Somewhat relevant, somewhat not, when I was in high school my Computer Systems and Maintenance teacher gave everyone in the class CDs with Ubuntu 6.1 to take home and use. That was my first experience with Linux.

That was the same teacher that let us set up a lan network in the loft above the classroom and play Quake for half of the semester.

I used red hat in the early '00. and it had much better performance in Quake 3 and in playing divx movies than windows 98, millenium and windows nt and 2000.

I got my first copy of Linux around 98/99 or so. I had an Amiga 1200 until then and I didn't like Windows. I had just built a new X86 machine and needed an OS, so went to PCWorld (UK), a brick and mortar store. They were selling boxed SuSE Linux. Three or four CDs and a manual from what I remember. There was no way I was downloading it on 56k dialup.

It was... painful to install. But I learnt so much.

Since 2003 here, and it's been better than windows since at least that far back, imo.

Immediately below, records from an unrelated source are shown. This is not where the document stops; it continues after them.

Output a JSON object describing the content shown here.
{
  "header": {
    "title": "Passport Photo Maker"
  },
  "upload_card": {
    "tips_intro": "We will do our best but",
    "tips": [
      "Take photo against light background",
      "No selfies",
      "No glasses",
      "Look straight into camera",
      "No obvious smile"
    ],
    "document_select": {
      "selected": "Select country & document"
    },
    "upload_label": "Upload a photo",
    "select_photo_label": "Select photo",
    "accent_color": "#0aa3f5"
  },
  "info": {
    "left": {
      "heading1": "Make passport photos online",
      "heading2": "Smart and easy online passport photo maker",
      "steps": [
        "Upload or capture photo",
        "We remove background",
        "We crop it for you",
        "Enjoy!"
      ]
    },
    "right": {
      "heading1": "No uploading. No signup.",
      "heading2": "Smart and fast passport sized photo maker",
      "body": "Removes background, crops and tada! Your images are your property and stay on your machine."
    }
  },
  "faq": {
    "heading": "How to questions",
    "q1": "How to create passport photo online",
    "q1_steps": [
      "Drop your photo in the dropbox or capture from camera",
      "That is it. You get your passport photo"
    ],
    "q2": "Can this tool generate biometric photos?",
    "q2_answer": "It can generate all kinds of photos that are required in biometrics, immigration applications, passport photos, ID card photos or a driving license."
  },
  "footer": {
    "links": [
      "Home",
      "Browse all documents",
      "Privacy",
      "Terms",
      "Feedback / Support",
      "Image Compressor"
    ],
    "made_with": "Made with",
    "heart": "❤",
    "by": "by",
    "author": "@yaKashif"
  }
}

Used to run RedHat 5 and 6 on an Intel Pentium 2 250MHz CPU with 64Mb of RAM back in the mid '90s when I was at university. Shit was glorious. Yes I am an oldfag.

Does anyone know of a good GTK2/GTK3 retro theme with either a CDE or Motif or the like look? I can't fucking stand the "flat" look everyone is fucking jizzing themselves over.

i had similar experience with debian and windows xp, for some fucking reason i couldn't play doom but i tried on debian and fucking worked perfectly, i remember having a NVIDIA Vanta TNT 16 MB lol

>I can't even imagine the pain it was to use before the Internet.
Good thing the internet has existed for Linux's entire lifespan then...

CDE was pig disgusting. OpenLook was better.

OneStepBack is a NeXTStep alike theme. It works fucking GREAT with Window Maker.

Objectively wrong. OpenLook belongs in a classroom for retards and emotionally challenged.

Thanks user. I think I tried that one but didn't like it. I'll give it another spin. I seem to remember the GTK3 theme was fucked up.

That was due to an older release of the theme breaking a newer version of Gtk3 which has been fixed. I ran into the same thing.

Nice to see so many Slackware oldfags here.

In the late 90s the main issue imo was modem drivers and those fucking useless win modems... if you didn't have an ISDN connection you had to do a lot of kernel hacking and buy very specific hardware to get into the internet.

Yeah, that's why the CDE standard lasted what 4 years? it was shit.

Yes, the same people using Linux today.

>very specifc hardware
You mean a USR 56k external and a serial cable? Those things were everywhere.

>USR 56k external
or any external. I don't think they ever made "external winmodems"

The whole point of winmodems was cheapass internals that skimped on circuitry by punting most of the actual logic to the Windows driver, so no. They still the USR 56ks, mostly as out of band consoles for routers in datacenters. Fat finger a Cisco command and lock out your entire PoP? Dial in via modem and fix it.

>everywhere
Maybe in USA...

No place else counted in the 90s except Japan and several very specific parts of Europe.

t. burger

Yup, you're talking to a guy that had 5 csu/dsu's in an office. I had admin rights to a 3com total control modem bank and a cisco 1924 switch.

OpenLook was superceded by CDE...which lasted about 7 years when it was superceeded by Gnome and KDE.

Fun. I was a rackmonkey in datacenters for a few years as my first jobs living away from home.

youtube.com/watch?v=3bl1ZI-J6hM

>OpenLook was superceded by CDE
That's a funny way of saying "Sun/ATT threw the shitty UNIX players a bone and let them have the shitty MOTIF desktop to be a standard." OPENLOOK was far superior.

CDE was the only standard as defined by POSIX/The Open Group. That standard went defunct in 2000. Sun et al moved on to GNOME.
In 2005 Solaris 10 would warn you that CDE was insecure and nag you when you used it.